Uygulamada işyeri interlandı içinde bulunmakla birlikte işyeri olarak satılmasında zorluk bulunduğu nedenleriyle konut olarak inşaa edilerek bu şekilde kullanılan ve yapılacak tespitlerde yani yoklamalda da konut olarak kullanıldığı tespit edilen gayrimenkullerin katma değer vergisi bakımından uygulanacak vergi oranı konutlara uygulanacak oranın uygulanması gerektiği konusunda Gelir İdaresinin de oluşan görüşleri mevcutur.

Verilen özelgeler ve katma değer vergisi mevzuatı çerçevesinde konuyu açıklamaya çalışalım:

Gelir İdaresi Başkanlığı tarafından verilen bir Özelge ile “mimari uygulama projesinde turistik otel-rezidans, yapı ruhsatında apart otel, tapu kayıtlarında ise apart daire olarak kayıtlı bulunan 150 m2’nin altındaki gayrimenkullerin tesliminde uygulanması gereken KDV oranının bildirilmesini” isteyen şirkete aşağıdaki özelgeyi(3) vermiştir:

“Katma değer vergisi oranları Katma Değer Vergisi Kanunu’nun 28. maddesinin Bakanlar Kuruluna verdiği yetkiye dayanılarak yayımlanan 2007/13033 sayılı Kararname eki (I) sayılı listede yer alan mal ve hizmetler için % 1, (II) sayılı listede yer alan mal ve hizmetler için % 8, bu listeler dışındaki diğer mal ve hizmetler için ise % 18 olarak tespit edilmiştir.

Söz konusu Kararname eki I sayılı listenin 11. sırası uyarınca, net alanı 150 m²’ye kadar konut teslimleri % l oranında KDV ye tabidir.

Buna göre, projesinde “turistik otel-rezidans”, yapı ruhsatında “apart otel”, tapu kayıtlarında ise “apart daire” olarak kayıtlı olan gayrimenkullerin fiilen konut olarak teslime konu edilmesi durumunda %1, konut harici tesliminde % 18 oranında KDV uygulanacaktır.”
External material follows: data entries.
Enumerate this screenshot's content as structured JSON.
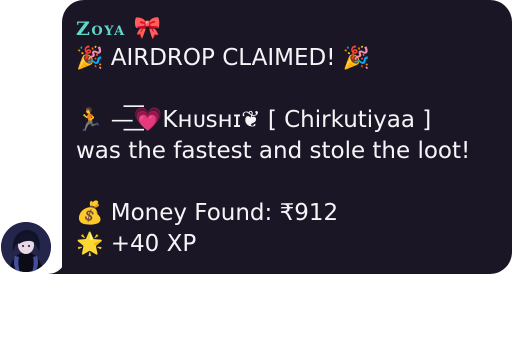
{
  "sender": {
    "name": "Zoya",
    "badge_emoji": "🎀"
  },
  "message": {
    "headline": {
      "emoji_left": "🎉",
      "text": "AIRDROP CLAIMED!",
      "emoji_right": "🎉"
    },
    "winner": {
      "emoji": "🏃",
      "name": "—͟͞💗Kʜᴜsʜɪ❦ [ Chirkutiyaa ]",
      "action": "was the fastest and stole the loot!"
    },
    "money": {
      "emoji": "💰",
      "text": "Money Found: ₹912"
    },
    "xp": {
      "emoji": "🌟",
      "text": "+40 XP"
    }
  },
  "colors": {
    "bubble_bg": "#1a1626",
    "sender_name": "#5fd8c9",
    "text": "#f5f5f7"
  }
}
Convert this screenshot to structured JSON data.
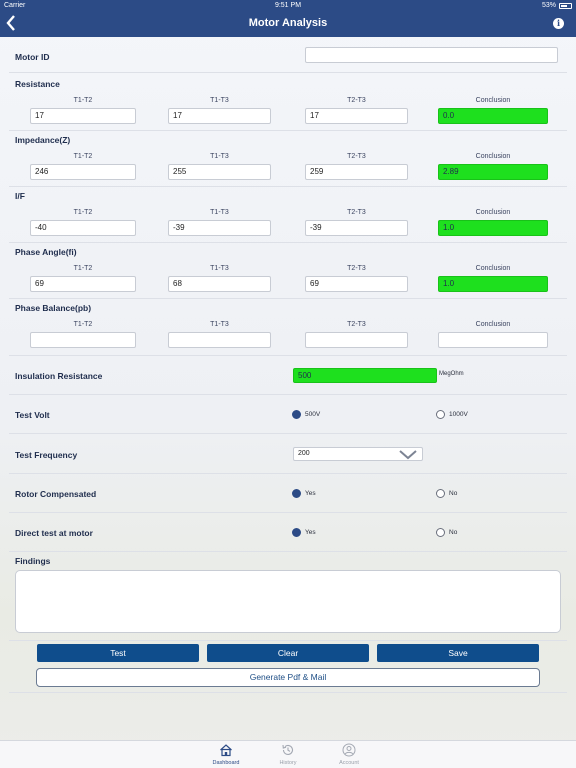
{
  "status_bar": {
    "carrier": "Carrier",
    "time": "9:51 PM",
    "battery": "53%"
  },
  "nav": {
    "title": "Motor Analysis",
    "back_icon": "chevron-left-icon",
    "info_icon": "info-icon"
  },
  "motor_id": {
    "label": "Motor ID",
    "value": ""
  },
  "columns": {
    "t1t2": "T1-T2",
    "t1t3": "T1-T3",
    "t2t3": "T2-T3",
    "conclusion": "Conclusion"
  },
  "sections": [
    {
      "label": "Resistance",
      "t1t2": "17",
      "t1t3": "17",
      "t2t3": "17",
      "conclusion": "0.0",
      "conclusion_color": "#1ee01e"
    },
    {
      "label": "Impedance(Z)",
      "t1t2": "246",
      "t1t3": "255",
      "t2t3": "259",
      "conclusion": "2.89",
      "conclusion_color": "#1ee01e"
    },
    {
      "label": "I/F",
      "t1t2": "-40",
      "t1t3": "-39",
      "t2t3": "-39",
      "conclusion": "1.0",
      "conclusion_color": "#1ee01e"
    },
    {
      "label": "Phase Angle(fi)",
      "t1t2": "69",
      "t1t3": "68",
      "t2t3": "69",
      "conclusion": "1.0",
      "conclusion_color": "#1ee01e"
    },
    {
      "label": "Phase Balance(pb)",
      "t1t2": "",
      "t1t3": "",
      "t2t3": "",
      "conclusion": "",
      "conclusion_color": "#ffffff"
    }
  ],
  "insulation": {
    "label": "Insulation Resistance",
    "value": "500",
    "unit": "MegOhm"
  },
  "test_volt": {
    "label": "Test Volt",
    "option_a": "500V",
    "option_b": "1000V",
    "selected": "500V"
  },
  "test_frequency": {
    "label": "Test Frequency",
    "value": "200"
  },
  "rotor_compensated": {
    "label": "Rotor Compensated",
    "option_a": "Yes",
    "option_b": "No",
    "selected": "Yes"
  },
  "direct_test": {
    "label": "Direct test at motor",
    "option_a": "Yes",
    "option_b": "No",
    "selected": "Yes"
  },
  "findings": {
    "label": "Findings",
    "value": ""
  },
  "buttons": {
    "test": "Test",
    "clear": "Clear",
    "save": "Save",
    "generate": "Generate Pdf & Mail"
  },
  "tabs": [
    {
      "label": "Dashboard",
      "icon": "home-icon",
      "active": true
    },
    {
      "label": "History",
      "icon": "history-icon",
      "active": false
    },
    {
      "label": "Account",
      "icon": "account-icon",
      "active": false
    }
  ],
  "colors": {
    "primary": "#2c4b86",
    "button": "#0f4d8c",
    "ok": "#1ee01e"
  }
}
Ayrıca, Danıştay 9. Dairesi; “apart otel olarak yapıldıktan sonra konuta çevrilerek kat mülkiyetine geçirilen bağımsız bölümün konut teslimi kabul edileceği yönünde karar vermiştir.”(4)

Buna göre;

- Konut olarak kullanılmak üzere inşaa edilen ve

- Alıcıları tarafından da konut olarak kullanıldığı yoklama tutanaklarıyla tespit edilen,

- Ancak, ruhsatında ve tapu kayıtlarında büro (işyeri) olarak kayıtlı olan gayrienkullerin,

- Fiilen konut olarak kullandığının tespit edilmesi halinde % 1,

- Konut harici teslimlerde ise % 18

oranında KDV uygulanması gerekir. 

C- İKİNCİ EL KONUTLARA UYGULANACAK KATMA DEĞER VERGİSİ ORANI

Gerçek kişilerin aktifinde bulunmayan yani ticari amaçla edinilmeyen konutlarda katma değer vergisi uygulanmayacaktır. İster gerçek ister tüzel kişi işletmelerde olsun öteden beri bir işletmenin aktifinde bulunan konutların katma değer vergisi oranları ise Büyükşehir Belediyesi Kanunu kapsamında olup olmadıklarına göre değişiklik göstermektedir.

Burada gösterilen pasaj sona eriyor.